Isso tudo posto, algumas questões se impõem:
- para onde iremos?
- será que a vida nua triunfará e nos transformaremos numa massa amorfa, porém dócil, disciplinada, manipulável, religiosa, drogada, robotizada?
- a química dos psicofármacos terá condições de atuar preservando a possibilidade de uma singularidade individual?
Estas e muitas outras questões permanecem no ar, provocando muita angústia nesta nossa era pós-moderna. Os panicados e os neuróticos que nos procuram que o digam!

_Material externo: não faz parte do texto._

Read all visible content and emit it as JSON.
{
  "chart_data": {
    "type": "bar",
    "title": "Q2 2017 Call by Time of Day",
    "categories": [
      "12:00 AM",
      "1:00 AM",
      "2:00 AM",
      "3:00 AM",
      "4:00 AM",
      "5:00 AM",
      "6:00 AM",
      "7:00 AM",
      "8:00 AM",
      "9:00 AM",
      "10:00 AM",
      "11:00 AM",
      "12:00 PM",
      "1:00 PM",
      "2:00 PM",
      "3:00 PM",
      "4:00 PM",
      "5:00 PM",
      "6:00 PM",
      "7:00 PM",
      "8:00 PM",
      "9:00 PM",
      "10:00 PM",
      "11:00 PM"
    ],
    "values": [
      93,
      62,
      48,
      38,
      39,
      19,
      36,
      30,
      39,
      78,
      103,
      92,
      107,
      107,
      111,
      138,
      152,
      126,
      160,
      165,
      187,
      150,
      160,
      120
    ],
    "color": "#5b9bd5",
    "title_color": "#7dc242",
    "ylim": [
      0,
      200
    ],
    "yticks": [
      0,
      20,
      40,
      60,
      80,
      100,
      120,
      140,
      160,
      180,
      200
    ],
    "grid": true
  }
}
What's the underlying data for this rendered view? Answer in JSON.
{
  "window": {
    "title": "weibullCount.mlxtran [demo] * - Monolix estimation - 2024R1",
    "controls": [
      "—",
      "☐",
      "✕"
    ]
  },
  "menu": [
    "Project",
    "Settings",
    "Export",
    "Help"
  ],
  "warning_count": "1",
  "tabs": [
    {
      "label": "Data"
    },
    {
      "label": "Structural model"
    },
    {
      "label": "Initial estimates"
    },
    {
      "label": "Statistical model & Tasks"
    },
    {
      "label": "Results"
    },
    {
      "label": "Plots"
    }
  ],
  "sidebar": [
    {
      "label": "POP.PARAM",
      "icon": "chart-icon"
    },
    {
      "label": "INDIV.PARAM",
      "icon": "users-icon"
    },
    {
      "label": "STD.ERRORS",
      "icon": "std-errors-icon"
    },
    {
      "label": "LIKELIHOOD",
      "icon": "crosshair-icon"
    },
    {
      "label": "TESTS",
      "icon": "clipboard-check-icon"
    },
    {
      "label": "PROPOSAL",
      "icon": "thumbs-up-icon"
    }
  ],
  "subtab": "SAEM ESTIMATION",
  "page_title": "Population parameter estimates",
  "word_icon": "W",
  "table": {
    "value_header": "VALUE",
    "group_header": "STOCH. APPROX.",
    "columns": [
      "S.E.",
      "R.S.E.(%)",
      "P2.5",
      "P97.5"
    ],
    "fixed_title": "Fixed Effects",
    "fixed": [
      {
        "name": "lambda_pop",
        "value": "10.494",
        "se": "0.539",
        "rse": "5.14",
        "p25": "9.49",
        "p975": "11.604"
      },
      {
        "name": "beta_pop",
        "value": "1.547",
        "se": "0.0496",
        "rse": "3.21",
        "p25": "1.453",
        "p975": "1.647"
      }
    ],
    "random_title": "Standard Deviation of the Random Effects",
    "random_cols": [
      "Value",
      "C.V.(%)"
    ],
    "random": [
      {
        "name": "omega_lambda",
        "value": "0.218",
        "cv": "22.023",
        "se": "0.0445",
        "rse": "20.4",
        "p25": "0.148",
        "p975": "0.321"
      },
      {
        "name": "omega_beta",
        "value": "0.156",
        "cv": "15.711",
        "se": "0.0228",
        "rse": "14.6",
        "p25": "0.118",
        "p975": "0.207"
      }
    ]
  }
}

Talvez nós mesmos pudéssemos dizê-lo. Ou talvez seja mais prudente nos calarmos, pois está na hora de irmos para a academia, fazer ginástica...
Bibliografia
AGAMBEN, G., Homo Sacer, Ed. UFMG, 2002.
FOUCAULT, M., Doença Mental e Psicologia, Edições Tempo Brasileiro, 1975.
FOUCAULT, M., História da sexualidade 1 : A vontade de saber, Ed. Graal, 1988.
ROUDINESCO, E., Por que a Psicanálise?, Jorge Zahar Ed.